Jest to rozwiązanie bezpieczne, ponieważ do momentu aż strzelec nie skieruje uzbrojenia na wybrany cel, w karabinku włączona jest blokada mechanizmu uderzeniowego FBM (Fire Block Mechanism). System można więc tak skonfigurować, by skuteczne pociągnięcie za spust następowało tylko wtedy, gdy celownik jest ustawiony w jednej linii z punktem celowania. Wszystko to zapewnia oprogramowanie opracowane w firmie SmartShoorter, pozwalające na wykrywanie i namierzanie celów, jak również obliczające optymalny punkt celowania dla strzelca, nawet jeśli zagrożenie się porusza i to również podczas walki w nocy.

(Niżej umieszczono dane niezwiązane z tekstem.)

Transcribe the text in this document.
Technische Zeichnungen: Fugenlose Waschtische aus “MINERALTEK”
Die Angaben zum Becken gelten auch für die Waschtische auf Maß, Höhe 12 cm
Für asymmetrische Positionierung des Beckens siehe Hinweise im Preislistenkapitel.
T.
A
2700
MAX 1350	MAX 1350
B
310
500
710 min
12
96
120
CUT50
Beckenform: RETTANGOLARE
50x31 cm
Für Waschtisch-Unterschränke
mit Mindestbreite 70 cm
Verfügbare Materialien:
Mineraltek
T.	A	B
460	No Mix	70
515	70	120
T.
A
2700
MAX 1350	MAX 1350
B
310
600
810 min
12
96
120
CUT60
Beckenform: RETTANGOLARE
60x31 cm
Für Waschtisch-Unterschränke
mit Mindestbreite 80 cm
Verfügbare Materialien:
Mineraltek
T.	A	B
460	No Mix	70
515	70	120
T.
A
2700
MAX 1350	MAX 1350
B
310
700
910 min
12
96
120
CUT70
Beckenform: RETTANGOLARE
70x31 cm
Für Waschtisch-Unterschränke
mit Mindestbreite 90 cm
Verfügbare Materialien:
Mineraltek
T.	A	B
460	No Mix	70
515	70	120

Tak więc Smash oblicza w czasie rzeczywistym poprawki celowania, zarówno dla celów statycznych, jak i ruchomych i zwalnia spust broni w momencie dającym największe prawdopodobieństwo trafienia. Dzięki temu system kompensuje wszystkie błędy jakie popełnia strzelec, poczynając od drgania broni, ściągnięcia spustu w niewłaściwym momencie/punkcie celowania, czy nieprawidłowe śledzenie poruszającego się celu (niezachowanie odpowiedniego wyprzedzenia). Wszystkie obliczenia balistyczne są wykonywane w oparciu o wgraną bibliotekę amunicji oraz broni. System uwzględnia również informacje zabrane z obróbki obrazu, ruch strzelca itp.
Dzięki opisanemu powyżej sposobowi działania celowników Smash osiąga się nie tylko wyższą celność, ale także zmniejsza zużycie amunicji oraz zapobiega zdradzeniu pozycji strzelca oddaniem niecelnych strzałów.

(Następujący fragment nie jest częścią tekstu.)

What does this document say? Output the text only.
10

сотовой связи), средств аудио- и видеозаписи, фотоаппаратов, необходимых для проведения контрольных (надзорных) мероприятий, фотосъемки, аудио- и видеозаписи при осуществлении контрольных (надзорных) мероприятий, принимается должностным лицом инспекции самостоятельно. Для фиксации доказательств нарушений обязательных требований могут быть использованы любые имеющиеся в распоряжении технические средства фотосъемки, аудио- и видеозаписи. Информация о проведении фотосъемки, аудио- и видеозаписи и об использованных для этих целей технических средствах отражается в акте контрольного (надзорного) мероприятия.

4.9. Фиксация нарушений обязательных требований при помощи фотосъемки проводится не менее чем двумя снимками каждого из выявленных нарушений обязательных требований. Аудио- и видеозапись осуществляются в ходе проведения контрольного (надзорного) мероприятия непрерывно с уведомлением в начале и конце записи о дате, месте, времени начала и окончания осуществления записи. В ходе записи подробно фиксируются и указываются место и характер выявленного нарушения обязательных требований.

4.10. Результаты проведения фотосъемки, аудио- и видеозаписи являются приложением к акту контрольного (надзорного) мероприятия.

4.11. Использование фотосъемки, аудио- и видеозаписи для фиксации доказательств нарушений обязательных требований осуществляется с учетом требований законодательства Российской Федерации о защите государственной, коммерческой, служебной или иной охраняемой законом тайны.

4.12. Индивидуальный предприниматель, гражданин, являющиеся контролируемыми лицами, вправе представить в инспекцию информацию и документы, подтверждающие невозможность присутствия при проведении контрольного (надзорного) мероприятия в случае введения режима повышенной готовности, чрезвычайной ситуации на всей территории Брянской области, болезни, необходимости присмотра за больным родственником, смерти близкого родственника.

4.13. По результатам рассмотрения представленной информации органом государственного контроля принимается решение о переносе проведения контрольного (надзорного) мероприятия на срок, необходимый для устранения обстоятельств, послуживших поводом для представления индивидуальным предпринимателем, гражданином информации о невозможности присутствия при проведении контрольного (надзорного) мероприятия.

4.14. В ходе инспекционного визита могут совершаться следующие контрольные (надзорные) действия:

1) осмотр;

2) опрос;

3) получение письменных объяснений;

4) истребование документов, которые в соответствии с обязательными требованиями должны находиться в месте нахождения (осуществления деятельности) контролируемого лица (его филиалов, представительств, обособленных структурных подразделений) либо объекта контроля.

Autor. British Amry/Crown Copyright
Podsumowanie
Obecnie trwająca rewolucja dronowa zmienia pole walki, często w znaczący sposób redukując możliwości operacyjne piechoty lub nawet paraliżując jej działania. I to niezależnie czy spieszonym pododdziałom, czy zmotoryzowanym lub zmechanizowanym. Stąd koniecznością staje się wyposażenie żołnierzy w systemu umożliwiające im zwalczenie zarówno rozpoznawczych, jak i uderzeniowych bezzałogowców i to nie tylko tych latających. I należy uznać, że te zamontowane na pojazdach nie będą wystarczające, aby zapewnić odpowiednią „tarczę antydronową” piechocie. Potrzebują oni swoich indywidualnych systemów. Opisane powyżej urządzenia to jedne z dostępnych rozwiązań, których zapewne wiele będzie można zobaczyć na rozpoczynającym się 2 września Międzynarodowym Salonie Przemysłu Obronnego w Kielcach. Jednak warto podkreślić, że w przypadku rozwiązań firmy SmartShooter, w tym celowników Smash 3000, ich skuteczności została sprawdzona w realnych warunkach bojowych.